I am new to the forums and also getting back into fishing which I haven't done in years. The other problem is I'm not familiar with the fresh water places around here(live in Navarre). I know about hurricane lake and bear lake, haven't fished them yet. But that comes to my question. I want to take my daughter fishing(she loves it got mad this morning when I didn't wake her up to take her with me to a pond we have near our house). Where can I take her that she can have fun and maybe catch some fish and enjoy herself also maybe allow me to catch some too! Any help would be great!


----------



## Downtime2 (Sep 27, 2007)

If you have a boat, there are some fish in Bear Lake. These are from a couple weeks ago...


----------



## zepman167 (Jun 13, 2017)

Sorry forgot to put that in the post. I do not have a boat. looking at shore fishing on the lakes.


----------



## Fishing Grandpa (Jul 2, 2017)

zepman167 said:


> Sorry forgot to put that in the post. I do not have a boat. looking at shore fishing on the lakes.


 Hello there Zep. I know you are looking for fresh water, but have you tried fishing saltwater from the shore? I do know that children get a real kick out of catching pin-fish. Not good to eat but not hard to find either. I often catch one or two to feed to the herons that come and watch me fish.
You might even catch a trout or redfish.
Best wishes fishing with your daughter, good man.


----------



## joshuae2 (Sep 18, 2011)

Welcome to the forum. Fresh water bank fishing is tough around here. There isn't really a good place to bank fish in the rivers. I have fished Bear Kerick and Hurricane lakes with very little success. you could also try Leon Brooks Heins which is just north of Hurricane. I have herd some people talking about a pond somewhere around Milton that is a pay per pound place that is really good for bank fishing but I cant remember the name of it.
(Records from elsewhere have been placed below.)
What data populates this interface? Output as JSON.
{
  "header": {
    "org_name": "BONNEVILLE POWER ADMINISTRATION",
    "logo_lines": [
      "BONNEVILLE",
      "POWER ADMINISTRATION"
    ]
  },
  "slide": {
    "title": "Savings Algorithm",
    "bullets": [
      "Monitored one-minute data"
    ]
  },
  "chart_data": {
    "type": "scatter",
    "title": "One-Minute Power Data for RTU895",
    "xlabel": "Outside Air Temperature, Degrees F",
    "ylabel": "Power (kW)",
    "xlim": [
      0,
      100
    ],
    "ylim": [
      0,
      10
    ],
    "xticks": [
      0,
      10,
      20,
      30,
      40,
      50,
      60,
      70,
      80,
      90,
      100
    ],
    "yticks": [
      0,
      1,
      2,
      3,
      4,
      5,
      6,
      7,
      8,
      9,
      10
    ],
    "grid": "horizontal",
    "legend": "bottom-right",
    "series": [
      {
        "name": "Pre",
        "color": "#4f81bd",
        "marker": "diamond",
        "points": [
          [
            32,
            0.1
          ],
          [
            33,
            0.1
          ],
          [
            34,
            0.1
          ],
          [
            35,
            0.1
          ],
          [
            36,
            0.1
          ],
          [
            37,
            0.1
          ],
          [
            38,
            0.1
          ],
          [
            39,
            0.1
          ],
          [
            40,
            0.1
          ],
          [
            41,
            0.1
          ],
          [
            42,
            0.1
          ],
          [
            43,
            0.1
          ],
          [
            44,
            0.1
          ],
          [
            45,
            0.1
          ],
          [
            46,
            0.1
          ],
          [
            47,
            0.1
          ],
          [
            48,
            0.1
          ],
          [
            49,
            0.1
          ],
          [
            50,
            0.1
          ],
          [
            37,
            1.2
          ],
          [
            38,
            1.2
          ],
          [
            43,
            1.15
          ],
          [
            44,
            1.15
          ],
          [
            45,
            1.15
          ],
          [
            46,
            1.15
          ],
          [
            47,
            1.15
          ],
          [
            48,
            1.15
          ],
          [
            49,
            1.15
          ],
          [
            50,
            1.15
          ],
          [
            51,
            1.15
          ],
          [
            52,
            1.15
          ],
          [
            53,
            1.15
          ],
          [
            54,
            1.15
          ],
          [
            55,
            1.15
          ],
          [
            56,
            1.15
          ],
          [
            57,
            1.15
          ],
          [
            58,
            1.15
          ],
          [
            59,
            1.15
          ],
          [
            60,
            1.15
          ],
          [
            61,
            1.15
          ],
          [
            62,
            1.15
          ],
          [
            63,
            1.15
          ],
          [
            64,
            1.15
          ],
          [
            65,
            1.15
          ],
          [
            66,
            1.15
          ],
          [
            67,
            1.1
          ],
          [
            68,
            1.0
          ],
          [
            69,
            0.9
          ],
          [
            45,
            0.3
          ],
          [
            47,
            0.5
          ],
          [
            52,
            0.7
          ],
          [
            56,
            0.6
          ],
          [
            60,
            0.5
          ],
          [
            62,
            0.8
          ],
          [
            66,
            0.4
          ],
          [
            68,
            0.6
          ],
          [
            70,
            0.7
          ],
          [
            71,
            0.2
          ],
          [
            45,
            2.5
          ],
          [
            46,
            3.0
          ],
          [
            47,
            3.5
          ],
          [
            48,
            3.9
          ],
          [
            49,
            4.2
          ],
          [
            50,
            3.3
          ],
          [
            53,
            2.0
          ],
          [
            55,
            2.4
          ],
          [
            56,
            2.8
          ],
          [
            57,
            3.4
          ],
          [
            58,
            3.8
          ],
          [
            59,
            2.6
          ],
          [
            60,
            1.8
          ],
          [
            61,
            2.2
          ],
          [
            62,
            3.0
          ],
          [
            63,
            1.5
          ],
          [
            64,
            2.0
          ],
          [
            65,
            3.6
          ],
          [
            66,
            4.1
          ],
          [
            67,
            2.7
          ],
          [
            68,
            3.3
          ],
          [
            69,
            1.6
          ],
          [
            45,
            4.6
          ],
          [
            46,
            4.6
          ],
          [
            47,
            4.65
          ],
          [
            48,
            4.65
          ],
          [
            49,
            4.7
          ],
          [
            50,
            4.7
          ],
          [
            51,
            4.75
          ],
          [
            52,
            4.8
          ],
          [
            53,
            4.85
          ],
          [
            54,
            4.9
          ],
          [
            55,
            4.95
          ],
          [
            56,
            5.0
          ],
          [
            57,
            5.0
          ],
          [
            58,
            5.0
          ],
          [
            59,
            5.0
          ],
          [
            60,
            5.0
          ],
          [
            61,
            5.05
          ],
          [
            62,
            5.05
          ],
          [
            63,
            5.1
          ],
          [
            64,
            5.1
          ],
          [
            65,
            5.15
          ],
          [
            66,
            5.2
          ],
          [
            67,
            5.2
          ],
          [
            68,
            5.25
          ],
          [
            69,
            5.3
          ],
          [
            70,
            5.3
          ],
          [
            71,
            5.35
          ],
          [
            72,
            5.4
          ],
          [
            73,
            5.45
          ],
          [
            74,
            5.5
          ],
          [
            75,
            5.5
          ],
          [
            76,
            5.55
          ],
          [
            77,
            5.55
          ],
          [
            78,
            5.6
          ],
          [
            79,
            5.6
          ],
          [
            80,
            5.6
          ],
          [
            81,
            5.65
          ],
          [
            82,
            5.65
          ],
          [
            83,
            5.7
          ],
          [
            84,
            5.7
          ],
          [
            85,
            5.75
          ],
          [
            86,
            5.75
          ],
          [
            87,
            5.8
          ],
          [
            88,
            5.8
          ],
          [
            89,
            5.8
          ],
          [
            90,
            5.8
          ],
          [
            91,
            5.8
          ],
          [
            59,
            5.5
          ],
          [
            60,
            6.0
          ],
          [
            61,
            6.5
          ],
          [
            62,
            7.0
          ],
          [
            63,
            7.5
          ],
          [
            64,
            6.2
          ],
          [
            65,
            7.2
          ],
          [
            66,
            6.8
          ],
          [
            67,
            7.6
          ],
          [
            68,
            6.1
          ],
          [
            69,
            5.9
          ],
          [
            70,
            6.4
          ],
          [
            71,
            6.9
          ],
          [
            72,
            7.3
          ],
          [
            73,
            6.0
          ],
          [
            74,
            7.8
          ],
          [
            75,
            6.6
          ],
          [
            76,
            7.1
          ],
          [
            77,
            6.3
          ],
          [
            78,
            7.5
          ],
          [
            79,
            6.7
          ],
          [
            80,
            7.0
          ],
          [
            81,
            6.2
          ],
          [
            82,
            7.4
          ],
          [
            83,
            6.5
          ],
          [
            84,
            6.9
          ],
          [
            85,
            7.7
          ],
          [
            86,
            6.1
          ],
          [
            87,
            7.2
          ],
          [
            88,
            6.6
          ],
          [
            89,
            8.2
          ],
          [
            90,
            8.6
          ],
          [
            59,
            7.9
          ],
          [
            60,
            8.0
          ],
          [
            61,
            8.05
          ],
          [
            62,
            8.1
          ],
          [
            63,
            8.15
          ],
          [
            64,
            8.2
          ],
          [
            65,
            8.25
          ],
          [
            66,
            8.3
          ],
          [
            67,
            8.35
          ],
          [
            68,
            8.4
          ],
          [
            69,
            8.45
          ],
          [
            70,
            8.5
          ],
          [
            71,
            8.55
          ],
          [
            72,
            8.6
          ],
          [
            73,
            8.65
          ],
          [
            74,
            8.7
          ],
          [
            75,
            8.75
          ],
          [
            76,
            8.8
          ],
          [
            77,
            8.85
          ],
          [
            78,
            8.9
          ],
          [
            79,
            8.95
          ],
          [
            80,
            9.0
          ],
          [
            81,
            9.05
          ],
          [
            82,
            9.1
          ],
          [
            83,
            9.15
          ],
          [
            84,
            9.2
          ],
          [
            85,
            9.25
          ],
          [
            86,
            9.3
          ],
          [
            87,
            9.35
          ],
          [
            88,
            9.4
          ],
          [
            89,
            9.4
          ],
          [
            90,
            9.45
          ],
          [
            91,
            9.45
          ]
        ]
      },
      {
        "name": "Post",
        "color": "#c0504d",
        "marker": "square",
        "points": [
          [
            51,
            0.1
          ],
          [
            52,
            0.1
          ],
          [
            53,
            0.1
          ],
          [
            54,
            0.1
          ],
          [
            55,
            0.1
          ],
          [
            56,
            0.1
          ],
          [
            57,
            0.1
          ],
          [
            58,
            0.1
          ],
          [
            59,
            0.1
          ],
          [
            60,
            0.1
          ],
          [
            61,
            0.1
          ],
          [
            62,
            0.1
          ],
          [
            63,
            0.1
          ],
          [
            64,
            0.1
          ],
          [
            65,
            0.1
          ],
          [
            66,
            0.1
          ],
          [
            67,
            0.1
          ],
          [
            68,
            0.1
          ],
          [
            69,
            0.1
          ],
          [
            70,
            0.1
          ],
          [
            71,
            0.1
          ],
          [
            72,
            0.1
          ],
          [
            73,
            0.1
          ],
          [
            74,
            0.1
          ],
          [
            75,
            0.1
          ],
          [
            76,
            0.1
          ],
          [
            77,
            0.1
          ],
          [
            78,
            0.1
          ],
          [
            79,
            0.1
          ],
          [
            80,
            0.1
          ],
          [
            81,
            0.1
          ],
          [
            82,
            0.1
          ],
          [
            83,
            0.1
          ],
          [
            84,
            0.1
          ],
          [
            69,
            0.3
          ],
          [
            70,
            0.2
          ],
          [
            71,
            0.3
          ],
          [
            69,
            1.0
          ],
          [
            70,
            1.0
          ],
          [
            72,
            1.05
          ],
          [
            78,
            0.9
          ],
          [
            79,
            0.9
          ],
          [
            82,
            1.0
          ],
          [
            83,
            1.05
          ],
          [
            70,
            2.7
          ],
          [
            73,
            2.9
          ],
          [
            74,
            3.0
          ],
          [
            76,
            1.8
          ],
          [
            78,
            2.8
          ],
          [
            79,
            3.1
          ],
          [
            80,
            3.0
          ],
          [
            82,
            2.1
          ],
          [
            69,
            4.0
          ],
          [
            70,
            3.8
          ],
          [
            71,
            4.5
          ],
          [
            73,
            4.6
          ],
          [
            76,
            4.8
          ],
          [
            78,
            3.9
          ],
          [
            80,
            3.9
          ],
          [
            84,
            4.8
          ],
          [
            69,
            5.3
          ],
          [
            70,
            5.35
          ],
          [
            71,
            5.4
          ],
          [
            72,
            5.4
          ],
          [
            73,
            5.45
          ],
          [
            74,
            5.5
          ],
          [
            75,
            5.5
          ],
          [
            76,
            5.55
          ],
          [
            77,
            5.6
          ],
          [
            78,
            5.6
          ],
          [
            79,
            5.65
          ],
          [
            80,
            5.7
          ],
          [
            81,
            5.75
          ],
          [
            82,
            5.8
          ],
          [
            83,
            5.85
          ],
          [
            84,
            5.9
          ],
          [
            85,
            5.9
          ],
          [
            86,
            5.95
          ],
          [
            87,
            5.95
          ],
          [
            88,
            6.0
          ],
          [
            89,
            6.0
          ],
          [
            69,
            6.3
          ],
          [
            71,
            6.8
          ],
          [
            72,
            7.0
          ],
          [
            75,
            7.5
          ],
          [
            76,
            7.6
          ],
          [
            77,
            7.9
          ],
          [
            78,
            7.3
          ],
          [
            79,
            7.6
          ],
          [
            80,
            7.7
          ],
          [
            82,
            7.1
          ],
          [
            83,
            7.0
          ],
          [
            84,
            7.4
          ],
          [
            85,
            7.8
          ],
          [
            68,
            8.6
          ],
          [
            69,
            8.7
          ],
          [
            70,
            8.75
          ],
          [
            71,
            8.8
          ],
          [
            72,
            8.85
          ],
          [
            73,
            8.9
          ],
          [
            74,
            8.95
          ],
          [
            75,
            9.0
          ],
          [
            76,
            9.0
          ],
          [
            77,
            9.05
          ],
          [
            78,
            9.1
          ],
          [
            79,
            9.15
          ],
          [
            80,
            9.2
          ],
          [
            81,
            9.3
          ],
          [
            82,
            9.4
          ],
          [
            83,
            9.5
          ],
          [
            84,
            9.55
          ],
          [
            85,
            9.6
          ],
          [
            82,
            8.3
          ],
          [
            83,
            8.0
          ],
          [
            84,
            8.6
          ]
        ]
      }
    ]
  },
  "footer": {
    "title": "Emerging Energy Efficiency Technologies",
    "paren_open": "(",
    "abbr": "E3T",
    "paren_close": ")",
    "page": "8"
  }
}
There is a pier in Bagdad at the oyster pile that's on the Blackwater river. I would say the best bet is to find these stocked pay ponds to fish in I know there are a few around, crickets, red worms, wigglers are your best baits. you could always get a small boat, the yellow river is great place for bream.


----------



## joshuae2 (Sep 18, 2011)

Downtime2 said:


> If you have a boat, there are some fish in Bear Lake. These are from a couple weeks ago...


 
That's is the biggest mess of fish I have ever seen from Bear lake.


----------



## FishWalton (Jul 22, 2010)

For a child to catch fish and get excited there is no better place than Steves Farms up at Walnut Hill. It's a pay pond but you are practically guaranteed to catch fish. Even adults get a kick out of catching. 
If you don't want to travel that far you might checkout Crescent Lake off W. Brent Lane in Pensacola. There may be some bank fishing there. I saw a report that there may be some big catfish in there. 
Checking around you can find any number of places to fish saltwater from shore and catch pin fish and croakers, and maybe even a better fish.


----------